The Conestoga Club is a club to be recognized.
They are working wonders with the vegetation along the Conestoga River. Originating in the 1990s, Dr. Ambler, the head of the Conestoga Club here at Millersville University, and Professor of Biology explains the ongoing effort the club puts forth to keep the environment enriched. According to Dr. Ambler “The Bush along the Conestoga River was once a farm pasture in the 1950s and now has grown into a forest. This is a natural process called succession and called ‘old field succession’ when abandoned farmland becomes a forest again.”
There are now more than 50 species of trees in “The Bush” and wild flowers. Former professor, Dr. Keever, that studied the succession in “The Bush” and her work is still recognized in ecology text books today. The Conestoga Club works in “the Bush” planting wildflowers and even pulling seeds left over in the soil from previous years to avoid invasive planting so the native plants to the area can live.

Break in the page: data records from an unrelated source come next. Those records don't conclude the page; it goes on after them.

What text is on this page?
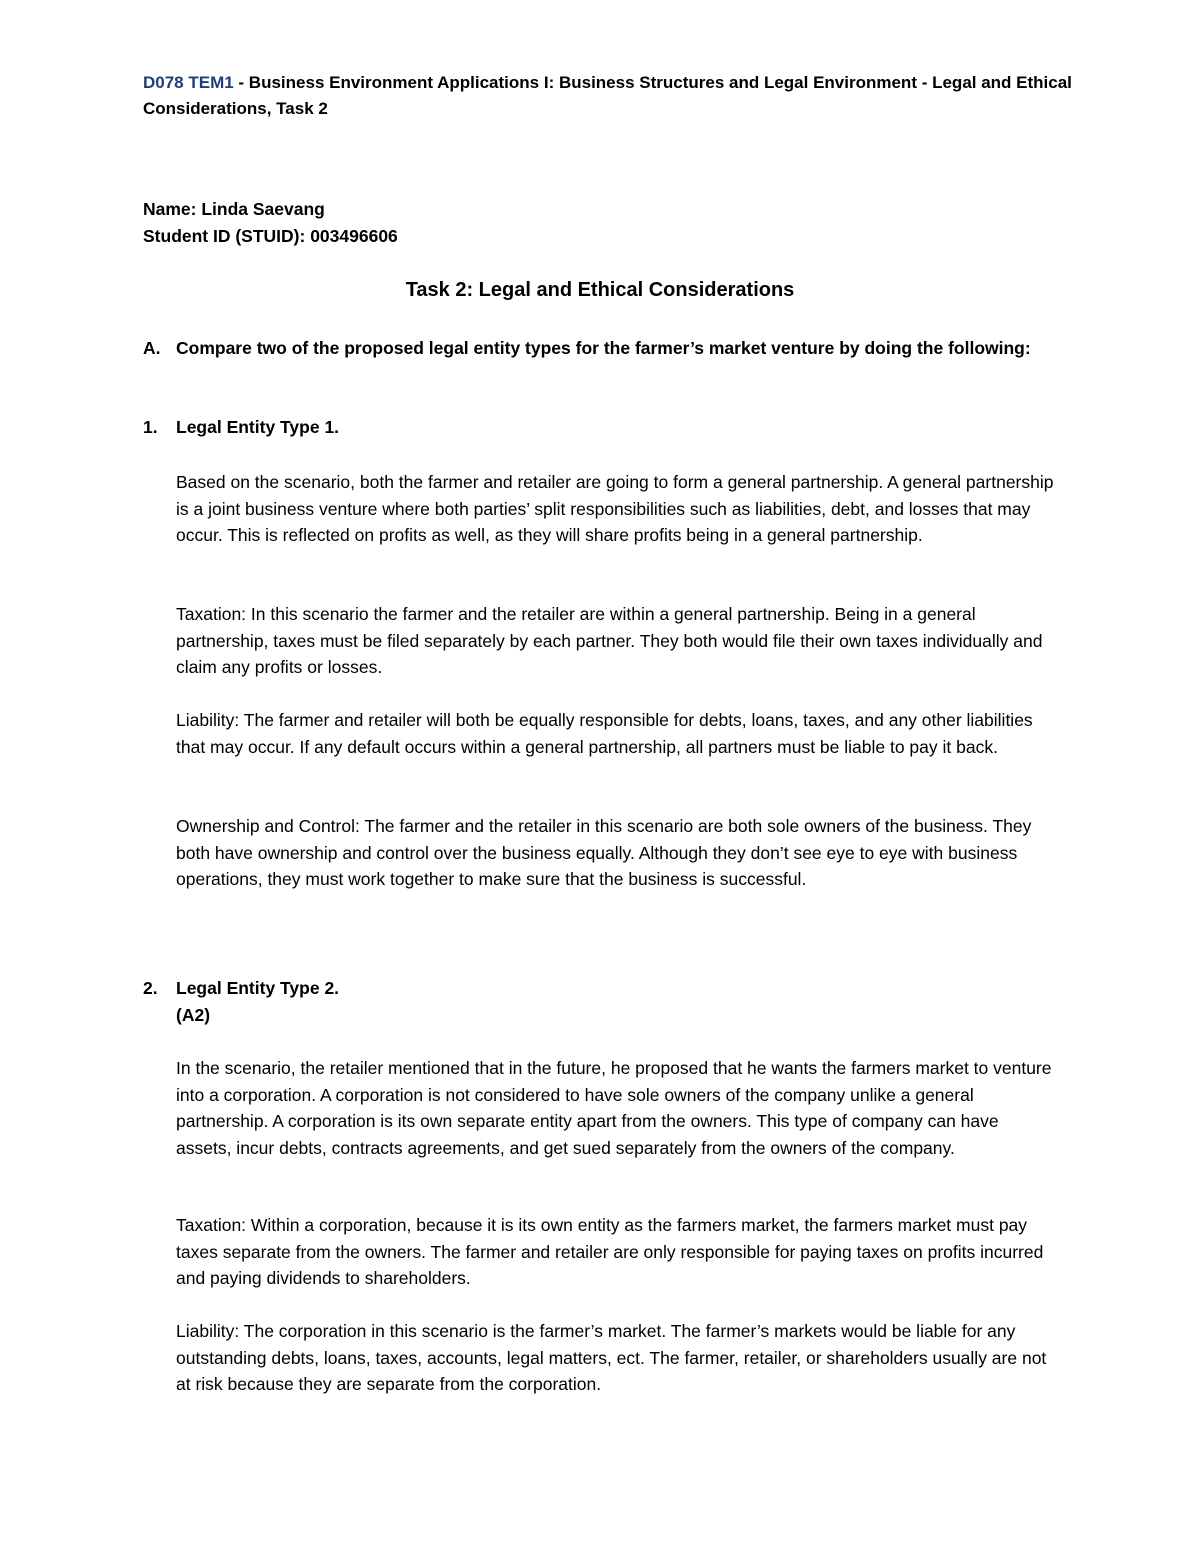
D078 TEM1 - Business Environment Applications I: Business Structures and Legal Environment - Legal and Ethical Considerations, Task 2
Name: Linda Saevang
Student ID (STUID): 003496606
Task 2: Legal and Ethical Considerations
A. Compare two of the proposed legal entity types for the farmer’s market venture by doing the following:
1. Legal Entity Type 1.

Based on the scenario, both the farmer and retailer are going to form a general partnership. A general partnership is a joint business venture where both parties’ split responsibilities such as liabilities, debt, and losses that may occur. This is reflected on profits as well, as they will share profits being in a general partnership.

Taxation: In this scenario the farmer and the retailer are within a general partnership. Being in a general partnership, taxes must be filed separately by each partner. They both would file their own taxes individually and claim any profits or losses.

Liability: The farmer and retailer will both be equally responsible for debts, loans, taxes, and any other liabilities that may occur. If any default occurs within a general partnership, all partners must be liable to pay it back.

Ownership and Control: The farmer and the retailer in this scenario are both sole owners of the business. They both have ownership and control over the business equally. Although they don’t see eye to eye with business operations, they must work together to make sure that the business is successful.

2. Legal Entity Type 2.
(A2)

In the scenario, the retailer mentioned that in the future, he proposed that he wants the farmers market to venture into a corporation. A corporation is not considered to have sole owners of the company unlike a general partnership. A corporation is its own separate entity apart from the owners. This type of company can have assets, incur debts, contracts agreements, and get sued separately from the owners of the company.

Taxation: Within a corporation, because it is its own entity as the farmers market, the farmers market must pay taxes separate from the owners. The farmer and retailer are only responsible for paying taxes on profits incurred and paying dividends to shareholders.

Liability: The corporation in this scenario is the farmer’s market. The farmer’s markets would be liable for any outstanding debts, loans, taxes, accounts, legal matters, ect. The farmer, retailer, or shareholders usually are not at risk because they are separate from the corporation.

An effective way you can restore an area, like a yard, according to Dr. Ambler would be to “have more native wild flowers and pull non native species.” You can buy native plants at the Native Plants Conference at Millersville this June.
The Conestoga Club sponsors Earth Day every year and the proceeds are donated to the Lancaster Farmland Trust. The Earth Day celebration will be held on the Quad April 17 where Earth Day t-shirts for sale!